Is GROUP! in PATH! for function invocations worth it?

Back in the day, I thought it would be neat to allow you to put GROUP!s in paths. So you could do things like this:

append/(if condition ['only]) [a b c] [d e]

It turned out to be of fairly limited use. Really you could only use it with refinements that didn't take parameters, because it changes the "shape" of the execution stream. Consider how you would make the following sensible:

append/(if condition ['dup]) [a b c] [d e] ???

When the condition is true you want something in the ??? spot. When it's false you don't. How can your code cover both cases?

Now we have a modern APPLY

It bends some of the raw frame rules, and lets you use LOGIC! for parameterless refinements:

apply :append [[a b c] [d e] /only condition]
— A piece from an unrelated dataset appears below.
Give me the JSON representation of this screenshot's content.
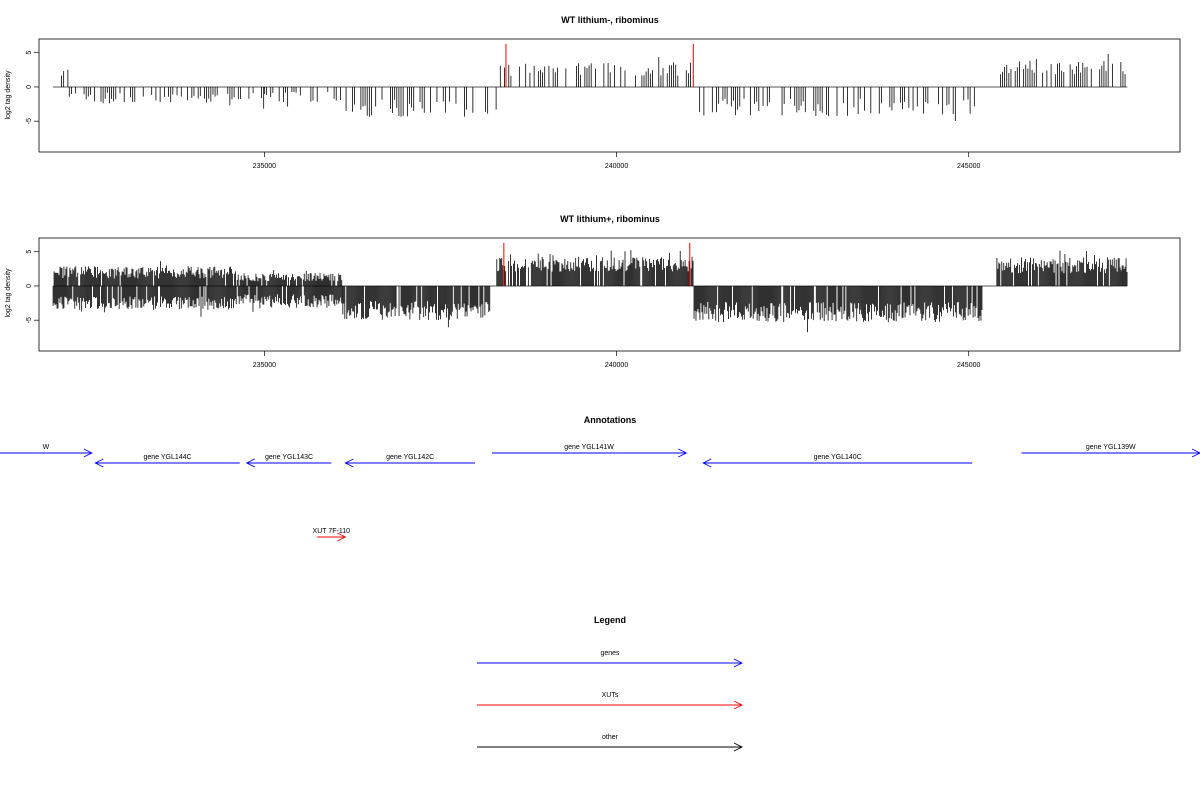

It's a bit longer. And we haven't really firmed up questions like whether you need the GET-WORD! or if it's soft quoted by default. Or if there might be some clever shorthand:

($ append [a b c] [d e] /only condition)

I'm In A Mood To Kill Off Lesser-Loved Features :hocho:

All things being equal, it might seem nice to support. But every feature has a cost!

You'd still be able to put GROUP!s in paths for your own purposes, but refinement dispatch in functions wouldn't use it.

You could also use DO of COMPOSE'd code if you really wanted to:

do compose/deep [
    append/(if condition ['only]) [a b c] [d e]
]

So if anyone has a good argument for keeping the function dispatch behavior, speak up now!

2 Likes

I wrote a short hack of a compatibility-APPLY for bootstrap, and changed all the GROUP!-in-PATH! cases for refinements to use APPLY.

It's just better, in most of these cases.

But...An Argument For Keeping It

When you think about dialects like UPARSE, they don't have an APPLY operator out of the box.

Being able to leverage the evaluative tool could be helpful, to someone who is running a GET on the PATH! and wanting a function back with the proper specialization. :-/

I'll let it stick around for now, for that reason. But let's try to avoid using it, and give APPLY some exercise.